See also: Cannabis and Sleep, Cannabis and Anxiety, CBD: Evidence Overview.
Sources
- Peer-reviewed Avis NE, Crawford SL, Greendale G, et al. Duration of menopausal vasomotor symptoms over the menopause transition. JAMA Internal Medicine. 2015;175(4):531-539.
- Peer-reviewed Slavin MN, Farmer S, Earleywine M. Cannabis use to manage menopause symptoms among midlife women veterans. Menopause. 2020;27(11):1235-1242.
- Peer-reviewed Dahlgren MK, El-Abboud C, Lambros AM, et al. A survey of medical cannabis use during perimenopause and postmenopause. Menopause. 2022;29(9):1028-1036.
- Peer-reviewed Babson KA, Sottile J, Morabito D. Cannabis, cannabinoids, and sleep: a review of the literature. Current Psychiatry Reports. 2017;19(4):23.
- Peer-reviewed Bergamaschi MM, Queiroz RH, Chagas MH, et al. Cannabidiol reduces the anxiety induced by simulated public speaking in treatment-naïve social phobia patients. Neuropsychopharmacology. 2011;36(6):1219-1226.
- Government National Academies of Sciences, Engineering, and Medicine. The Health Effects of Cannabis and Cannabinoids: The Current State of Evidence and Recommendations for Research. Washington, DC: National Academies Press; 2017. ↗
- Peer-reviewed Fraga D, Zanoni CI, Rae GA, Parada CA, Souza GE. Endogenous cannabinoids induce fever through the activation of CB1 receptors. British Journal of Pharmacology. 2009;157(8):1494-1501.

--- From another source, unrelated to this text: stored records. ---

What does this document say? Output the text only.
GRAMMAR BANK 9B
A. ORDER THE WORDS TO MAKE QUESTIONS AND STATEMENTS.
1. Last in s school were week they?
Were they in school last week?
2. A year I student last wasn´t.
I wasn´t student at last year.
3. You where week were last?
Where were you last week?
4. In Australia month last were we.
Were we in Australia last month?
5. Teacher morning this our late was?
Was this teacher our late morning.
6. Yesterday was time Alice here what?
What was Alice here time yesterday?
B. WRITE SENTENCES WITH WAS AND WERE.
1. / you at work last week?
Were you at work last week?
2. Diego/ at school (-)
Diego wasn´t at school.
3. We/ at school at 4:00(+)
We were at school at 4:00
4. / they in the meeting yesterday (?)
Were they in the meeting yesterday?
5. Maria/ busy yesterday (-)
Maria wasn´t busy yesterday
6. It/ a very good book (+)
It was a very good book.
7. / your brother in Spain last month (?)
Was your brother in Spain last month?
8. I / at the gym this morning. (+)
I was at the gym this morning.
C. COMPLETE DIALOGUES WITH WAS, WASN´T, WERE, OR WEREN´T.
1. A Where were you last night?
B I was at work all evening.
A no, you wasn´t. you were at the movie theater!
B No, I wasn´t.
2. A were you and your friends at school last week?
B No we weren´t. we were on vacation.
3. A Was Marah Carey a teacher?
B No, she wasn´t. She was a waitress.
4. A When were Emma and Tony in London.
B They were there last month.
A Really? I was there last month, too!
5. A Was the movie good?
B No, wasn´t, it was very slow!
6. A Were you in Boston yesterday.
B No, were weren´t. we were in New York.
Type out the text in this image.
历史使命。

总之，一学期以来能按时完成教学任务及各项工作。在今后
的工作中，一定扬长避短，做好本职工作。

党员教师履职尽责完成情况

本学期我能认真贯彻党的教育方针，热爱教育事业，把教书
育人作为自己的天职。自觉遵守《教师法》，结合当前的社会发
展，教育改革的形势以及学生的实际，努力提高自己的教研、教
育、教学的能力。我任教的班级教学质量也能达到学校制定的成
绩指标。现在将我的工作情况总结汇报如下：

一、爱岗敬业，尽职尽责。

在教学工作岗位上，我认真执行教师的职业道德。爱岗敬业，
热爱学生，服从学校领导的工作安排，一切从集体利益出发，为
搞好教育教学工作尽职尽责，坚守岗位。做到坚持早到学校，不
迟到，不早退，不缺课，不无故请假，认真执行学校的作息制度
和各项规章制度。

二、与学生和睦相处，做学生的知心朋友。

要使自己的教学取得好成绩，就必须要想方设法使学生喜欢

- Peer-reviewed Brown JD, Winterstein AG. Potential adverse drug events and drug-drug interactions with medical and consumer cannabidiol (CBD) use. Journal of Clinical Medicine. 2019;8(7):989.
- Peer-reviewed The 2022 Hormone Therapy Position Statement of The North American Menopause Society. Menopause. 2022;29(7):767-794.
- Peer-reviewed Mittleman MA, Lewis RA, Maclure M, Sherwood JB, Muller JE. Triggering myocardial infarction by marijuana. Circulation. 2001;103(23):2805-2809.
- Peer-reviewed Hasin DS, Saha TD, Kerridge BT, et al. Prevalence of marijuana use disorders in the United States between 2001-2002 and 2012-2013. JAMA Psychiatry. 2015;72(12):1235-1242.